Caríbdis    – monstro marinho na mitologia Grega.

 

Aproxima-se a nau brasileira, perigosamente, do ominoso estreito de Messina, em que águas turbulentas podem levá-la, seja de encontro ao rochedo, seja ao promontório, e reduzi-la a destroços.  E não temos – ainda, pois não convém matar de véspera a esperança – um Ulisses para nos conduzir nessa dramática travessia.

Recorrendo à prosopopeia, temos de um lado o rochedo, na forma do militar insubordinado, de baixa patente, que barganhou uma reforma precoce, tornou-se parlamentar do chamado “baixo clero”, e após muitos anos, por um profundo desencanto do eleitorado com a classe política tradicional, e mais, com aqueles que se apresentavam como “políticos éticos” e se deixaram corromper pelo poder, elegeu-se presidente da República.

Do outro, um nordestino emigrado, líder operário esperto, que soube guindar-se à política e conquistar a simpatia dos brasileiros, ao ponto de, após várias tentativas, chegar à presidência do país e até mesmo impor a sua sucessora. Duas experiências a cotejar, na perspectiva do futuro próximo: um passado recente, de triste memória, e um presente inquietador, sob múltiplos aspectos.

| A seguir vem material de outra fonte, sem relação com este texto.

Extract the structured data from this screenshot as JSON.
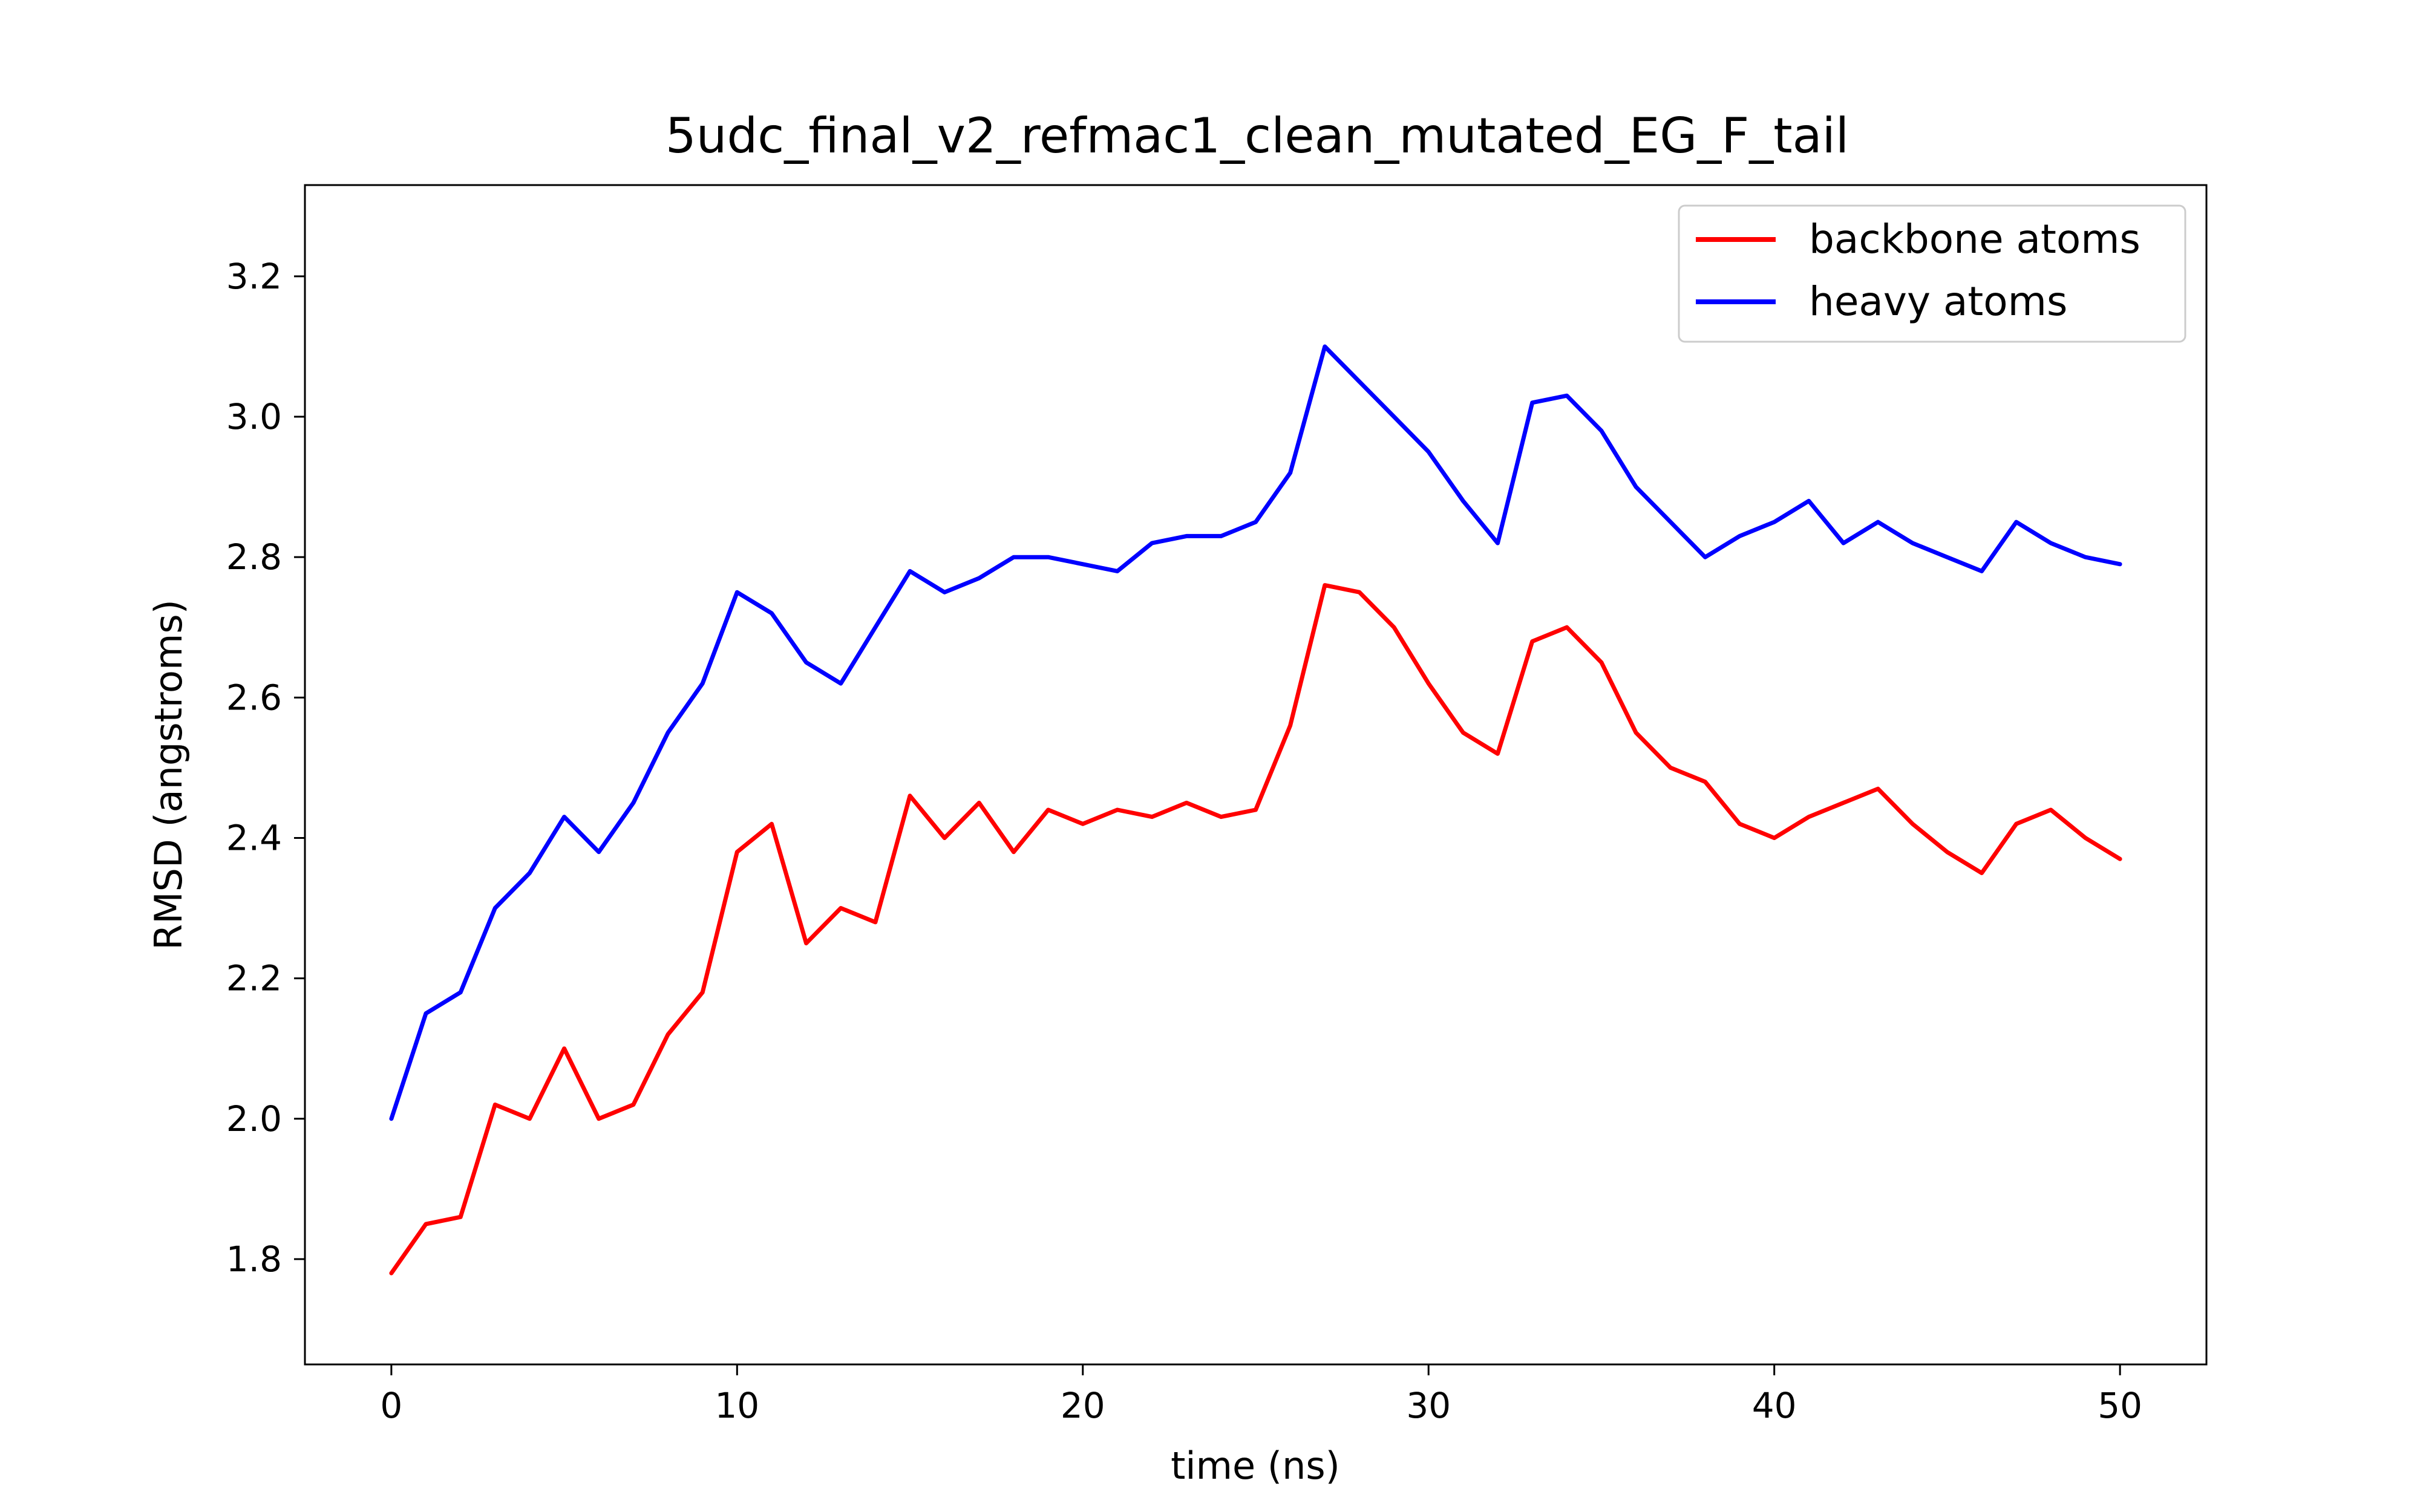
{
  "chart_data": {
    "type": "line",
    "title": "5udc_final_v2_refmac1_clean_mutated_EG_F_tail",
    "xlabel": "time (ns)",
    "ylabel": "RMSD (angstroms)",
    "xlim": [
      -2.5,
      52.5
    ],
    "ylim": [
      1.65,
      3.33
    ],
    "xticks": [
      0,
      10,
      20,
      30,
      40,
      50
    ],
    "xtick_labels": [
      "0",
      "10",
      "20",
      "30",
      "40",
      "50"
    ],
    "yticks": [
      1.8,
      2.0,
      2.2,
      2.4,
      2.6,
      2.8,
      3.0,
      3.2
    ],
    "ytick_labels": [
      "1.8",
      "2.0",
      "2.2",
      "2.4",
      "2.6",
      "2.8",
      "3.0",
      "3.2"
    ],
    "grid": false,
    "legend_position": "top-right",
    "series": [
      {
        "name": "backbone atoms",
        "color": "#ff0000",
        "x": [
          0,
          1,
          2,
          3,
          4,
          5,
          6,
          7,
          8,
          9,
          10,
          11,
          12,
          13,
          14,
          15,
          16,
          17,
          18,
          19,
          20,
          21,
          22,
          23,
          24,
          25,
          26,
          27,
          28,
          29,
          30,
          31,
          32,
          33,
          34,
          35,
          36,
          37,
          38,
          39,
          40,
          41,
          42,
          43,
          44,
          45,
          46,
          47,
          48,
          49,
          50
        ],
        "y": [
          1.78,
          1.85,
          1.86,
          2.02,
          2.0,
          2.1,
          2.0,
          2.02,
          2.12,
          2.18,
          2.38,
          2.42,
          2.25,
          2.3,
          2.28,
          2.46,
          2.4,
          2.45,
          2.38,
          2.44,
          2.42,
          2.44,
          2.43,
          2.45,
          2.43,
          2.44,
          2.56,
          2.76,
          2.75,
          2.7,
          2.62,
          2.55,
          2.52,
          2.68,
          2.7,
          2.65,
          2.55,
          2.5,
          2.48,
          2.42,
          2.4,
          2.43,
          2.45,
          2.47,
          2.42,
          2.38,
          2.35,
          2.42,
          2.44,
          2.4,
          2.37
        ]
      },
      {
        "name": "heavy atoms",
        "color": "#0000ff",
        "x": [
          0,
          1,
          2,
          3,
          4,
          5,
          6,
          7,
          8,
          9,
          10,
          11,
          12,
          13,
          14,
          15,
          16,
          17,
          18,
          19,
          20,
          21,
          22,
          23,
          24,
          25,
          26,
          27,
          28,
          29,
          30,
          31,
          32,
          33,
          34,
          35,
          36,
          37,
          38,
          39,
          40,
          41,
          42,
          43,
          44,
          45,
          46,
          47,
          48,
          49,
          50
        ],
        "y": [
          2.0,
          2.15,
          2.18,
          2.3,
          2.35,
          2.43,
          2.38,
          2.45,
          2.55,
          2.62,
          2.75,
          2.72,
          2.65,
          2.62,
          2.7,
          2.78,
          2.75,
          2.77,
          2.8,
          2.8,
          2.79,
          2.78,
          2.82,
          2.83,
          2.83,
          2.85,
          2.92,
          3.1,
          3.05,
          3.0,
          2.95,
          2.88,
          2.82,
          3.02,
          3.03,
          2.98,
          2.9,
          2.85,
          2.8,
          2.83,
          2.85,
          2.88,
          2.82,
          2.85,
          2.82,
          2.8,
          2.78,
          2.85,
          2.82,
          2.8,
          2.79
        ]
      }
    ]
  }
}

Que dizer do militar?  Declaradamente homofóbico, misógino, conservadorão, nepotista, arbitrário, boquirroto, insensível às preocupações ambientais, armamentista… Seu ministério tem apresentado um desfile de nulidades: uma ministra da mulher que declara ter visto Jesus no alto de uma goiabeira, um ministro do meio-ambiente que propôs “passar a boiada” do avanço de garimpeiros e desflorestadores sobre as terras indígenas, cinco ministros da educação que se sucederam sem sequer apresentar uma diretriz educacional moderna, um ministro da segurança que pretende resolver os gravíssimos problemas nessa área simplesmente armando a população… E para remate de males, a evidência renovada de desrespeito à ordem jurídica e institucional do país, o trato irresponsável da economia pelas concessões políticas visando à reeleição, e a ameaça de “virar a mesa”, se vier a perdê-la, com o cediço argumento da inconfiabilidade das urnas eletrônicas. Não pode haver quadro mais tenebroso.

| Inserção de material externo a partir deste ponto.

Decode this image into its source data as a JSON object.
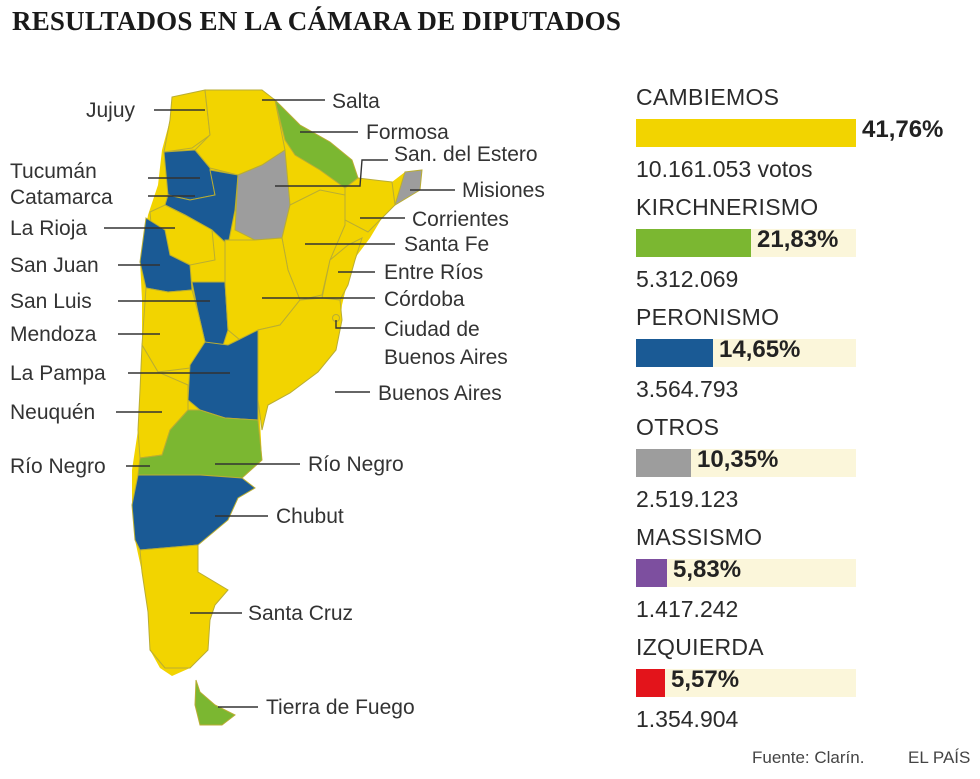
{
  "title": "RESULTADOS EN LA CÁMARA DE DIPUTADOS",
  "colors": {
    "cambiemos": "#f2d400",
    "kirchnerismo": "#7bb731",
    "peronismo": "#1a5a95",
    "otros": "#9d9d9d",
    "massismo": "#7d4f9f",
    "izquierda": "#e3141b",
    "track": "#fbf6da"
  },
  "chart_data": {
    "type": "bar",
    "title": "RESULTADOS EN LA CÁMARA DE DIPUTADOS",
    "unit": "%",
    "xlim": [
      0,
      41.76
    ],
    "categories": [
      "CAMBIEMOS",
      "KIRCHNERISMO",
      "PERONISMO",
      "OTROS",
      "MASSISMO",
      "IZQUIERDA"
    ],
    "values": [
      41.76,
      21.83,
      14.65,
      10.35,
      5.83,
      5.57
    ],
    "series": [
      {
        "name": "CAMBIEMOS",
        "value": 41.76,
        "label": "41,76%",
        "votes": "10.161.053 votos",
        "color": "#f2d400"
      },
      {
        "name": "KIRCHNERISMO",
        "value": 21.83,
        "label": "21,83%",
        "votes": "5.312.069",
        "color": "#7bb731"
      },
      {
        "name": "PERONISMO",
        "value": 14.65,
        "label": "14,65%",
        "votes": "3.564.793",
        "color": "#1a5a95"
      },
      {
        "name": "OTROS",
        "value": 10.35,
        "label": "10,35%",
        "votes": "2.519.123",
        "color": "#9d9d9d"
      },
      {
        "name": "MASSISMO",
        "value": 5.83,
        "label": "5,83%",
        "votes": "1.417.242",
        "color": "#7d4f9f"
      },
      {
        "name": "IZQUIERDA",
        "value": 5.57,
        "label": "5,57%",
        "votes": "1.354.904",
        "color": "#e3141b"
      }
    ]
  },
  "map": {
    "provinces": [
      {
        "name": "Jujuy",
        "winner": "cambiemos"
      },
      {
        "name": "Salta",
        "winner": "cambiemos"
      },
      {
        "name": "Formosa",
        "winner": "kirchnerismo"
      },
      {
        "name": "Tucumán",
        "winner": "peronismo"
      },
      {
        "name": "Catamarca",
        "winner": "peronismo"
      },
      {
        "name": "San. del Estero",
        "winner": "otros"
      },
      {
        "name": "Misiones",
        "winner": "otros"
      },
      {
        "name": "La Rioja",
        "winner": "cambiemos"
      },
      {
        "name": "Corrientes",
        "winner": "cambiemos"
      },
      {
        "name": "Santa Fe",
        "winner": "cambiemos"
      },
      {
        "name": "San Juan",
        "winner": "peronismo"
      },
      {
        "name": "Entre Ríos",
        "winner": "cambiemos"
      },
      {
        "name": "San Luis",
        "winner": "peronismo"
      },
      {
        "name": "Córdoba",
        "winner": "cambiemos"
      },
      {
        "name": "Mendoza",
        "winner": "cambiemos"
      },
      {
        "name": "Ciudad de Buenos Aires",
        "winner": "cambiemos"
      },
      {
        "name": "La Pampa",
        "winner": "peronismo"
      },
      {
        "name": "Buenos Aires",
        "winner": "cambiemos"
      },
      {
        "name": "Neuquén",
        "winner": "cambiemos"
      },
      {
        "name": "Río Negro",
        "winner": "kirchnerismo"
      },
      {
        "name": "Chubut",
        "winner": "peronismo"
      },
      {
        "name": "Santa Cruz",
        "winner": "cambiemos"
      },
      {
        "name": "Tierra de Fuego",
        "winner": "kirchnerismo"
      }
    ],
    "labels": {
      "jujuy": "Jujuy",
      "salta": "Salta",
      "formosa": "Formosa",
      "tucuman": "Tucumán",
      "catamarca": "Catamarca",
      "sgo_estero": "San. del Estero",
      "misiones": "Misiones",
      "la_rioja": "La Rioja",
      "corrientes": "Corrientes",
      "santa_fe": "Santa Fe",
      "san_juan": "San Juan",
      "entre_rios": "Entre Ríos",
      "san_luis": "San Luis",
      "cordoba": "Córdoba",
      "mendoza": "Mendoza",
      "ciudad_1": "Ciudad de",
      "ciudad_2": "Buenos Aires",
      "la_pampa": "La Pampa",
      "buenos_aires": "Buenos Aires",
      "neuquen": "Neuquén",
      "rio_negro_left": "Río Negro",
      "rio_negro_right": "Río Negro",
      "chubut": "Chubut",
      "santa_cruz": "Santa Cruz",
      "tierra_fuego": "Tierra de Fuego"
    }
  },
  "footer": {
    "source": "Fuente: Clarín.",
    "brand": "EL PAÍS"
  }
}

E que dizer do nosso operário, eleito como uma prova de maturidade da democracia brasileira, por um partido que se distinguia pela sua postura ética, depositário de tantas esperanças? Condenado em três instâncias judiciais, preso por comprovados casos de corrupção, posto em liberdade apenas pela tecnicalidade jurídica da incompetência de foro, veste agora o manto da inocência e habilita-se assim a restaurar, se eleito, todo o esquema de peculato montado pelo seu partido, cujos dirigentes e “sócios” têm sofrido um verdadeiro leque de condenações.  Em vários casos, são réus confessos, que aceitaram devolver parte do dinheiro roubado em troca de reduções de penas. Como entronizá-los mais uma vez no poder?  Ainda mais quando se sabe, pelo seu já anunciado programa, que vão começar desfazendo as poucas conquistas político-administrativas dos últimos anos, que não têm qualquer conotação ideológica: o teto de gastos, que impõe uma fixação honesta de prioridades, e a flexibilização das leis trabalhistas, velhas de setenta anos, incapazes de refletir a nova realidade do mundo do trabalho.   E de quebra, temos o plano macabro, comum aos dois concorrentes, de cercear a atividade da imprensa, o grande marco emblemático da democracia.

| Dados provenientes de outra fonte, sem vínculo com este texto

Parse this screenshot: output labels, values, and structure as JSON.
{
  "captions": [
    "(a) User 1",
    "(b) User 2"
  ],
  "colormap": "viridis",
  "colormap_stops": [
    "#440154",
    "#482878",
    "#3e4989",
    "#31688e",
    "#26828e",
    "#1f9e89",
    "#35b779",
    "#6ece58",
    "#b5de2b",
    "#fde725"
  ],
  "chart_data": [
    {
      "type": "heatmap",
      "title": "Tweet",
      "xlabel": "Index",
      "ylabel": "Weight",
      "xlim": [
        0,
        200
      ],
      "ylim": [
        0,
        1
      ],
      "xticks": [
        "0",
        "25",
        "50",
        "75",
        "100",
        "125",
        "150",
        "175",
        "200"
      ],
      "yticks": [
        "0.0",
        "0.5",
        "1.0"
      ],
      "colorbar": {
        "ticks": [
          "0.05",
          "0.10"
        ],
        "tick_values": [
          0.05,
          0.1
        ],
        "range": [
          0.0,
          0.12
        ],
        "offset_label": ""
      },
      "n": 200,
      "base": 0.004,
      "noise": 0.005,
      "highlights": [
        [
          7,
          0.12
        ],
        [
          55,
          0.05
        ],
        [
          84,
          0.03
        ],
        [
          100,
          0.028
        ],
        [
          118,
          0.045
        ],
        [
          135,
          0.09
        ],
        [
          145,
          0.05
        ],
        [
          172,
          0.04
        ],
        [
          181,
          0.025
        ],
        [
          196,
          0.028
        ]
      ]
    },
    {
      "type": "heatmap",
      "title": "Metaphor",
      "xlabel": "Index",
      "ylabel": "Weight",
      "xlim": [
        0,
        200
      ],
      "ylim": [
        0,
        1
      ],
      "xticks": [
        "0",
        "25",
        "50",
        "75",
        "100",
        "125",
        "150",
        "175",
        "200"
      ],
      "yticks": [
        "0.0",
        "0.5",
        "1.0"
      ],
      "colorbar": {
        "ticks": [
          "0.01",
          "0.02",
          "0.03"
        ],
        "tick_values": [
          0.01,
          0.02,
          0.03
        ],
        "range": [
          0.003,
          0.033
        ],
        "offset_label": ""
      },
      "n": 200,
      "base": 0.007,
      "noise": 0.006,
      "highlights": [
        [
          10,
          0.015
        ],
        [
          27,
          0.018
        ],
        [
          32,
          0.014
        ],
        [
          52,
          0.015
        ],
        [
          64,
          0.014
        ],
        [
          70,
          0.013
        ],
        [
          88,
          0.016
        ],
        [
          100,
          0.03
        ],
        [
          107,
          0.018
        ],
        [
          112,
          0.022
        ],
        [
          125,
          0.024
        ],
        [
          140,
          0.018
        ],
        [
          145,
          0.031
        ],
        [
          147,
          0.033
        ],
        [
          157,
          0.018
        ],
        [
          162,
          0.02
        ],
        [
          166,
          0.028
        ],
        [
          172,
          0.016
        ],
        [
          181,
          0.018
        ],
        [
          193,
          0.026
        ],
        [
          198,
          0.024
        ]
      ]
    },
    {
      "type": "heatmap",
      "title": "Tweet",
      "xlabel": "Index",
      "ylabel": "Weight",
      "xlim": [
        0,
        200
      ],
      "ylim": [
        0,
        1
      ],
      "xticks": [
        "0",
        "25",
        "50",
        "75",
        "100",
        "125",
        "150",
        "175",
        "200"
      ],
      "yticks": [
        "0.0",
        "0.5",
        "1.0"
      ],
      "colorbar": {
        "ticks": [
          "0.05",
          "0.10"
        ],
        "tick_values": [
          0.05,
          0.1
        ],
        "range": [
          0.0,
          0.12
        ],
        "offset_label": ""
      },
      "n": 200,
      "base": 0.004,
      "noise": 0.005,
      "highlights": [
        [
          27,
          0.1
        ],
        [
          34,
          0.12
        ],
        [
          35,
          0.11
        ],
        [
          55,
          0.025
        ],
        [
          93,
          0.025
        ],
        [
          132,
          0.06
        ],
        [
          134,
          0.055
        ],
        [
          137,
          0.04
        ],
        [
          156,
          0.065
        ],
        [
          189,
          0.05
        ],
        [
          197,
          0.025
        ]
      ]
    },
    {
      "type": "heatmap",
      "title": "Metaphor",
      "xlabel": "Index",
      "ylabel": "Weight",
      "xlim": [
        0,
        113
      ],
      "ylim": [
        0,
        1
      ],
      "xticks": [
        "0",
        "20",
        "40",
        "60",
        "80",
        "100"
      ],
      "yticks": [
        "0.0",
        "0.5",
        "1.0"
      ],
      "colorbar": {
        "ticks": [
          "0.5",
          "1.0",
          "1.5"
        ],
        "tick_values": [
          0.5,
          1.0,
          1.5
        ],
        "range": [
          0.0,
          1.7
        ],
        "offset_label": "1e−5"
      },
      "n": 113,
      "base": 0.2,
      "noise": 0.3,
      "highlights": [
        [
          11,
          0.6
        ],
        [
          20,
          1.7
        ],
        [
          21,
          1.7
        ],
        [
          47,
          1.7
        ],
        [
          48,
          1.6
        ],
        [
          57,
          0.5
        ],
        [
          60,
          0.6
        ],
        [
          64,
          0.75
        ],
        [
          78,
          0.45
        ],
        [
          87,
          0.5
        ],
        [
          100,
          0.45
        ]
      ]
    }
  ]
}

Alguns intelectuais de boa- fé, ante a aparente falta de alternativas, querem optar pelo “mal menor”, propondo a eleição do candidato operário, mesmo para combatê-lo de pronto, o que seria tarefa mais fácil.  Seria mesmo?  Cabe levar em conta, no caso, a personalidade carismática do retirante humilde, que venceu na vida com extremo esforço, e hoje, abastado, ainda consegue convencer seus eleitores de sua pureza d’alma, contra todas as evidências.  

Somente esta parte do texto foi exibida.